The debate rages on if a recession is knocking at the door, as in the next year or so. Outside the US, economies have been on stall speed for a while and might be getting worse. China reported that industrial production had slowed to its weakest point, +5.1%, since early 2016. The growth in retail sales in China, +8.1%, fell to the lowest level in 15-years. Note the numbers in China are still positive, but slower than what they are used to.

In Europe, Italy is close to a recession and in France, anti-government protests have resulted in a drop in business activity for the first time in two years. In England, the Brexit mess is hurting economic activity.  The composite purchasing managers index for the Eurozone fell to 51.2 from 52.7, still indicating growth (greater than 50) but clearly slowing down.

The US is in better shape, but the forecast is for slower growth compared to recent quarters. The IMF projects 2.5% growth in the USA compared to 3.5% in Q3 and 4.2% in Q2. However, economic reports that came in this week were positive, and the Atlanta Fed’s GDPNow model upped its estimate of Q4 growth to 3.0% from 2.44% last week.

November retail sales beat expectations. Sales were up by 0.2% versus an expectation of 0.1%. Excluding autos and gas, sales increased by 0.5% versus 0.4%. Online sales increased by 2.3%. Gas stations fell by 2.27% on lower gasoline prices.

Industrial production increased by 0.6% in November after falling 0.2% in October. Year-over-year, industrial production was up by 3.9%.

Unemployment claims dropped for the week to 206,000, much lower than forecasts and significantly lower than the two previous weeks.

BARRON’S COVER STORY

Amidst all the gloom, Barron’s cover story is titled “Why stocks could rise more than 10%” in 2019. Based on interviews with 10 strategists, the group has an average projection of an increase of 14%. Earnings on the S&P 500 are expected to rise by 5% to $172 per share, the strategists are mildly optimistic that US and China will reach a trade deal at the beginning of the year, interest rate increases should slow, and GDP should grow by 2.5%. A primary risk to the forecast is a breakdown of talks between the US and China.

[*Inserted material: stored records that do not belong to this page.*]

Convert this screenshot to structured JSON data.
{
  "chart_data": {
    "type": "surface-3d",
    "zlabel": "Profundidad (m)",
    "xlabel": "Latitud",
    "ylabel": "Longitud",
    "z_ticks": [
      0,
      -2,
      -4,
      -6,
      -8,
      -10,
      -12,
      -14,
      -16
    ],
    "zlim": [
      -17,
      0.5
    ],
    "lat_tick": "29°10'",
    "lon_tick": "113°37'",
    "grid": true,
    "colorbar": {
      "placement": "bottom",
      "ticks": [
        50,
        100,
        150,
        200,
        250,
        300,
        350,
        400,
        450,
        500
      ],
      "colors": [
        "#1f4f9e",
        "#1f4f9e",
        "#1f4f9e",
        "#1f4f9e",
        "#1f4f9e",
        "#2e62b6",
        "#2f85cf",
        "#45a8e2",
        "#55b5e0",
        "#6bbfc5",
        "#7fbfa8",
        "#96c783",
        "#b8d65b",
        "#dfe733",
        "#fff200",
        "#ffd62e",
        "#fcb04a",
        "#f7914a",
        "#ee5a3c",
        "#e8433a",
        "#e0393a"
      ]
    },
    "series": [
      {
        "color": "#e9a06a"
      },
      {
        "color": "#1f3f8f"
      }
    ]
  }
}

STOCK VALUATIONS DROP TO FIVE-YEAR LOWS

International equity valuations are hitting five-year lows. According to FactSet, the forward price-to-earnings ratio is now at 13.3, down from 16 earlier in the year. The price-to-free cash flow ratio is at the lowest level in six years. While these valuation ratios are falling, earnings for companies in the FactSet World Index are expected to rise by 16% over the next year. Higher interest rates might account for some of the drop in valuations, as well as worries about slowing economies around the world.

CHINA TO OPEN MARKETS

It was reported on Wednesday that China was going to adjust their industrial policy so that it becomes friendlier to foreign businesses. China would back off their policy to become the world leader in technology and manufacturing by 2025 and the country would become more open to foreign companies. Tariffs will be lowered on auto imports and China would increase their purchases of US agricultural products.

SCOREBOARD

The purpose of this commentary is to provide readers with a summary of recent market and economic news. It is not intended to provide trading or investment advice. Investors should have a long-term plan and should consider working with a professional investment advisor. Any discussion of investments and investment strategies represents the presenter’s views as of the date created and are subject to change without notice. The opinions expressed are for general information only and are not intended to provide specific advice or recommendations for any individual. The information and opinions contained in this material are derived from sources believed to be reliable, but they are not necessarily all-inclusive and are not guaranteed as to accuracy. Any forecasts may not prove to be correct. Economic predictions are based on estimates and are subject to change. Reliance upon information in this material is at the sole discretion of the reader.